A Lawrence Livermore National Laboratory (LLNL) scientist and international collaborators have characterized the atmosphere of the exoplanet, WASP-107b, using a technique called transmission spectroscopy with the James Webb Space Telescope. The results show surprisingly little methane (CH4) in the planet’s atmosphere, indicating that the interior of WASP-107 b must be significantly hotter and the core much more massive than previously estimated. The research appears in Nature.

WASP-107b is nearly as large as Jupiter but has only a tenth of its mass, making it one of the lowest-density planets known and difficult to explain using planet formation theories. The study finds that the surprising lack of methane in the atmosphere of WASP-107b suggests that the planet’s core must be tidally heated by its eccentric orbit around its host star. While puffy planets are not uncommon, most are hotter and more massive, and therefore easier to explain.

"The study solves a long-standing challenge in exoplanet science,” said LLNL scientist Peter McGill, a co-author of the paper. “For the first time, we are linking the chemical composition of an exoplanet’s atmosphere to its internal properties.”

In addition to solving the mystery of WASP-107b’s inflated appearance, the study revealed that the planet has an array of previously unseen, yet expected, molecules in its atmosphere.

“For the first time in a transiting exoplanet we have simultaneously detected carbon-, oxygen-, nitrogen- and sulfur- bearing molecules,” McGill said. “The high-precision observations we have from the James Webb Space Telescope means we are now often playing catchup with our theoretical models to explain the data.
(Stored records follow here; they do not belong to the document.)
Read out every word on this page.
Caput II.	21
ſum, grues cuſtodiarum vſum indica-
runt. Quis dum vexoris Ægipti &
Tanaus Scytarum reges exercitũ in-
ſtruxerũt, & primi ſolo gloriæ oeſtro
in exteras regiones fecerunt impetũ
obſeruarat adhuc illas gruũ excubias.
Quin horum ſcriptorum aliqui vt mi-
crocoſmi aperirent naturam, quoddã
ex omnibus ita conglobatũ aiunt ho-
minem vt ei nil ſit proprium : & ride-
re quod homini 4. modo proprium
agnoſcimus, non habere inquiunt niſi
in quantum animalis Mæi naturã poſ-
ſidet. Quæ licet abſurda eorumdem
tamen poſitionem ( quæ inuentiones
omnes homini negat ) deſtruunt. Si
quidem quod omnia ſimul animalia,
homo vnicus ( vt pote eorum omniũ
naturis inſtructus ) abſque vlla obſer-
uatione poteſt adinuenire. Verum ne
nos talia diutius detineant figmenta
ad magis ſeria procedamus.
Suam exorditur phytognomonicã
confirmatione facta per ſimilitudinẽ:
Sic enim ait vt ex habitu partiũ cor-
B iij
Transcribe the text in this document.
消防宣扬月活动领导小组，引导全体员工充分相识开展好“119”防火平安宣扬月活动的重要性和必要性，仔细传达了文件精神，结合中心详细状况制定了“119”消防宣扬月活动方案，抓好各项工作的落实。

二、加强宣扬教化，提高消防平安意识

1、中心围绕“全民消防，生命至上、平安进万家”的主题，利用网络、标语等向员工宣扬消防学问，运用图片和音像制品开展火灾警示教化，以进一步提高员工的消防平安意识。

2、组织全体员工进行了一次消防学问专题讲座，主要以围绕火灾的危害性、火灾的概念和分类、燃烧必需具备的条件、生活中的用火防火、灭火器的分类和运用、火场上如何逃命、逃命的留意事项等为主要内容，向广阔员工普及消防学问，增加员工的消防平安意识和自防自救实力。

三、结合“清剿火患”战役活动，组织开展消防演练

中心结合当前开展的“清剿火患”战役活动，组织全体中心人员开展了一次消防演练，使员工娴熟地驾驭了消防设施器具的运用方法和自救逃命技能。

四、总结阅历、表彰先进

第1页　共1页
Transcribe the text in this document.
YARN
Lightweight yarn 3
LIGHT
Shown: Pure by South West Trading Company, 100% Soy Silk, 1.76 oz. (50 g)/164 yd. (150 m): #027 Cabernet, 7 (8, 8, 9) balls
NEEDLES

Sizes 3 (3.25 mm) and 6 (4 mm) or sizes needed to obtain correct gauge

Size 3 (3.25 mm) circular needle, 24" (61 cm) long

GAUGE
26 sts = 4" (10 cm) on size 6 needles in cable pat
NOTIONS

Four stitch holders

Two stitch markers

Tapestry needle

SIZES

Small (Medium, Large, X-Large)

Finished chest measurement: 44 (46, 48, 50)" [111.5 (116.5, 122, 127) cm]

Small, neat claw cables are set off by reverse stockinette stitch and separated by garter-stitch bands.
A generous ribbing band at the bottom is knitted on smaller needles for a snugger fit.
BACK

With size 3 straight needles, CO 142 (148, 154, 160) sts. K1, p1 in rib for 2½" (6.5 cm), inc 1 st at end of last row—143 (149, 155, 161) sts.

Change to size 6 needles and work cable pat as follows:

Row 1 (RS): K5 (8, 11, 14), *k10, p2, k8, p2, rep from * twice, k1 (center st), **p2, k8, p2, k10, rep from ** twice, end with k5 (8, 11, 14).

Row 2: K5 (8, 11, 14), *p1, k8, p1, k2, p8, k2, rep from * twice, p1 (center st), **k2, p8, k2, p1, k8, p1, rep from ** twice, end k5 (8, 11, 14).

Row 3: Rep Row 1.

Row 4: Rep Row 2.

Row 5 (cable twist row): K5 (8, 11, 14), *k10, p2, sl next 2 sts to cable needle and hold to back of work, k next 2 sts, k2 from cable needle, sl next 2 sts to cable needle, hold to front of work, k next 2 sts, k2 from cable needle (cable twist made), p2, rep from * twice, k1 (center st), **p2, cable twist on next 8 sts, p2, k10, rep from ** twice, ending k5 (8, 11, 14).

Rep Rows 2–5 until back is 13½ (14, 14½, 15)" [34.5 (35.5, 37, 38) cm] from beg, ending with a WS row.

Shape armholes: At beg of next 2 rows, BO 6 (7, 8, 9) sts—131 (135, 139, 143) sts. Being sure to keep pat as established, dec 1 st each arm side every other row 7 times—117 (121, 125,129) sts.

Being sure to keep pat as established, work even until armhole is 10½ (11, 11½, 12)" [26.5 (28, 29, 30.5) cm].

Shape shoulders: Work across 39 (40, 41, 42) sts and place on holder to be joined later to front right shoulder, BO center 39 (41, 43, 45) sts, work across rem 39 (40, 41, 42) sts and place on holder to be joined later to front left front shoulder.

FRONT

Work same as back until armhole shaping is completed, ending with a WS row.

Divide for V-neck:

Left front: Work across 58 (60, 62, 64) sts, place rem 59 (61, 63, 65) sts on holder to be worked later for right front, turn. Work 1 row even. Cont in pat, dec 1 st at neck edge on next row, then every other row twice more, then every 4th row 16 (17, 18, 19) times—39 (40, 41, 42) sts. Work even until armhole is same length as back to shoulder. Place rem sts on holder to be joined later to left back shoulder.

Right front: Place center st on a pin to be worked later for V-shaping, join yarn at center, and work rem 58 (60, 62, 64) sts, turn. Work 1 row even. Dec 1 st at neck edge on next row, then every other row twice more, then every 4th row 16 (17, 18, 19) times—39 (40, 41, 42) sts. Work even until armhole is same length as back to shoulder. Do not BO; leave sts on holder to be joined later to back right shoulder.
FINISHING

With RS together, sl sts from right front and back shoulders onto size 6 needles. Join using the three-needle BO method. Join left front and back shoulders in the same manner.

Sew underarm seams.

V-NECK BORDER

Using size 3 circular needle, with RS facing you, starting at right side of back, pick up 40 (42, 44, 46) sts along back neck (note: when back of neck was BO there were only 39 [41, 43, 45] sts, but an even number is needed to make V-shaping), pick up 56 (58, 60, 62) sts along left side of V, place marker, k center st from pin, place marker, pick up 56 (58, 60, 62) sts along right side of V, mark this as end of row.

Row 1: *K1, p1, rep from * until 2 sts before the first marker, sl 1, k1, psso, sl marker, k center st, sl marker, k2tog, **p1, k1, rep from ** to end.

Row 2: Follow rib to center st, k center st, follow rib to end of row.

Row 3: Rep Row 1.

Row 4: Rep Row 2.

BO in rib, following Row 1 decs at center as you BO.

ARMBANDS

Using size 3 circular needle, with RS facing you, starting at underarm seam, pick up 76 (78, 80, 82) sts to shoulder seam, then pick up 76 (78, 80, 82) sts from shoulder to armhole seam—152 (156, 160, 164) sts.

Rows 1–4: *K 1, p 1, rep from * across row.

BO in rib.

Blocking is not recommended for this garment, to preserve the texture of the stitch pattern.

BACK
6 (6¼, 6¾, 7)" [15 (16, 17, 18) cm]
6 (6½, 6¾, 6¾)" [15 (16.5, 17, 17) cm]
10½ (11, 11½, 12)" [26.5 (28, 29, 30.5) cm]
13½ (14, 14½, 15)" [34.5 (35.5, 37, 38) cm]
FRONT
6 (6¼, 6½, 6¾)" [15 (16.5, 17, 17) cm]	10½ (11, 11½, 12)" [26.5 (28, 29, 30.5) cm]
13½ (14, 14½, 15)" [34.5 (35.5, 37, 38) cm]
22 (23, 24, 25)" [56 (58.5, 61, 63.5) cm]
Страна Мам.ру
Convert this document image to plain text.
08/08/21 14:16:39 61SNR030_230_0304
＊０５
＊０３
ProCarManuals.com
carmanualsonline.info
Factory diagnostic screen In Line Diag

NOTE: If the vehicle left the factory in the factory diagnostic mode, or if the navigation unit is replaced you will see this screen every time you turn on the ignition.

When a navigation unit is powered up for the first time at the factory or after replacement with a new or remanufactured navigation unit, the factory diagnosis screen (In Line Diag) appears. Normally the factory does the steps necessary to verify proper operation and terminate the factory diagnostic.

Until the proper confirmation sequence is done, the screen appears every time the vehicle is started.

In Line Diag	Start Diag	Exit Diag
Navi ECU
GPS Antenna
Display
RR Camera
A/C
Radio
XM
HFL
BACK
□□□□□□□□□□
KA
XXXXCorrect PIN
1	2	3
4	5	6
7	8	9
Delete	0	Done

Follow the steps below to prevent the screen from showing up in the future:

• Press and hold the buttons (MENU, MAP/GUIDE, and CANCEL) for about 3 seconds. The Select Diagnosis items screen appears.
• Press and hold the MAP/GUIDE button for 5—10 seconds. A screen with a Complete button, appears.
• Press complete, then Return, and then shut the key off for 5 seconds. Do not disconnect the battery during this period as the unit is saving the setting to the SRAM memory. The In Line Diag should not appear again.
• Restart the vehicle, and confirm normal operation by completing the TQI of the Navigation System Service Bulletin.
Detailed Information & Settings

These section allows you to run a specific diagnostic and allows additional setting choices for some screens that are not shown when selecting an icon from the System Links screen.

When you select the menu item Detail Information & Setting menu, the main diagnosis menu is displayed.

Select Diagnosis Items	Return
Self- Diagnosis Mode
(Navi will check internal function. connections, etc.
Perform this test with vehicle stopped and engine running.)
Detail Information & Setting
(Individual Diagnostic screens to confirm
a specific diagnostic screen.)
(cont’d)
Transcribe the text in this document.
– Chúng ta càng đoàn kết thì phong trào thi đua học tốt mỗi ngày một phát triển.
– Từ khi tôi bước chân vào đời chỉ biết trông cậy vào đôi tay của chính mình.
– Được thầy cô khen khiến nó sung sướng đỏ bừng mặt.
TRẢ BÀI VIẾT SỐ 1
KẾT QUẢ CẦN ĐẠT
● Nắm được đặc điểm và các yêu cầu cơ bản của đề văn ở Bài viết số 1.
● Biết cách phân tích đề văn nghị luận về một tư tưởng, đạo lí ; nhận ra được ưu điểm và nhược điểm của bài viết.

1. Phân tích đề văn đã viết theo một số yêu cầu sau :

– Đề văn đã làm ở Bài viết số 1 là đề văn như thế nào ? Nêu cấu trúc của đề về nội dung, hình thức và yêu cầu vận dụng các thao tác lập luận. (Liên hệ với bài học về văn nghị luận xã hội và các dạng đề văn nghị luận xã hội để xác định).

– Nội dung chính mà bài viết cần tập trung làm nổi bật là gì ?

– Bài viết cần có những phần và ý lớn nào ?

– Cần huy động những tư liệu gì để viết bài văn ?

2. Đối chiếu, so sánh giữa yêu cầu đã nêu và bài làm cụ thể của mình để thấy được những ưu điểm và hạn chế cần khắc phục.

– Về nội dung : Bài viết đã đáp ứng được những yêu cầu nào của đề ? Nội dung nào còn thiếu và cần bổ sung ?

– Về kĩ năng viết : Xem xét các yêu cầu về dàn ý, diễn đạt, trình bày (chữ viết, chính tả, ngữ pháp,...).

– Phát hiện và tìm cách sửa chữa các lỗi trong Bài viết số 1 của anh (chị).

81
Therefore, it was important to robustly validate the detection of molecules we found with this planet.”

Using the James Webb Space Telescope and the Hubble Space Telescope, the team was able to produce the broadest panchromatic exoplanet spectrum to date (0.8 to 12.2 microns).

Other institutions involved in the research include Arizona State University, NASA's Ames Research Center, Space Telescope Science Institute, University of Wisconsin-Madison, University of California, Santa Cruz, National Astronomical Observatory of Japan, University of Arizona, University of Michigan, Université Côte d’Azur and Université Paris Cité.

The conclusions of this work are corroborated by the results of an independent, parallel study on WASP-107b, that also is published in Nature today and led by researchers at Johns Hopkins University.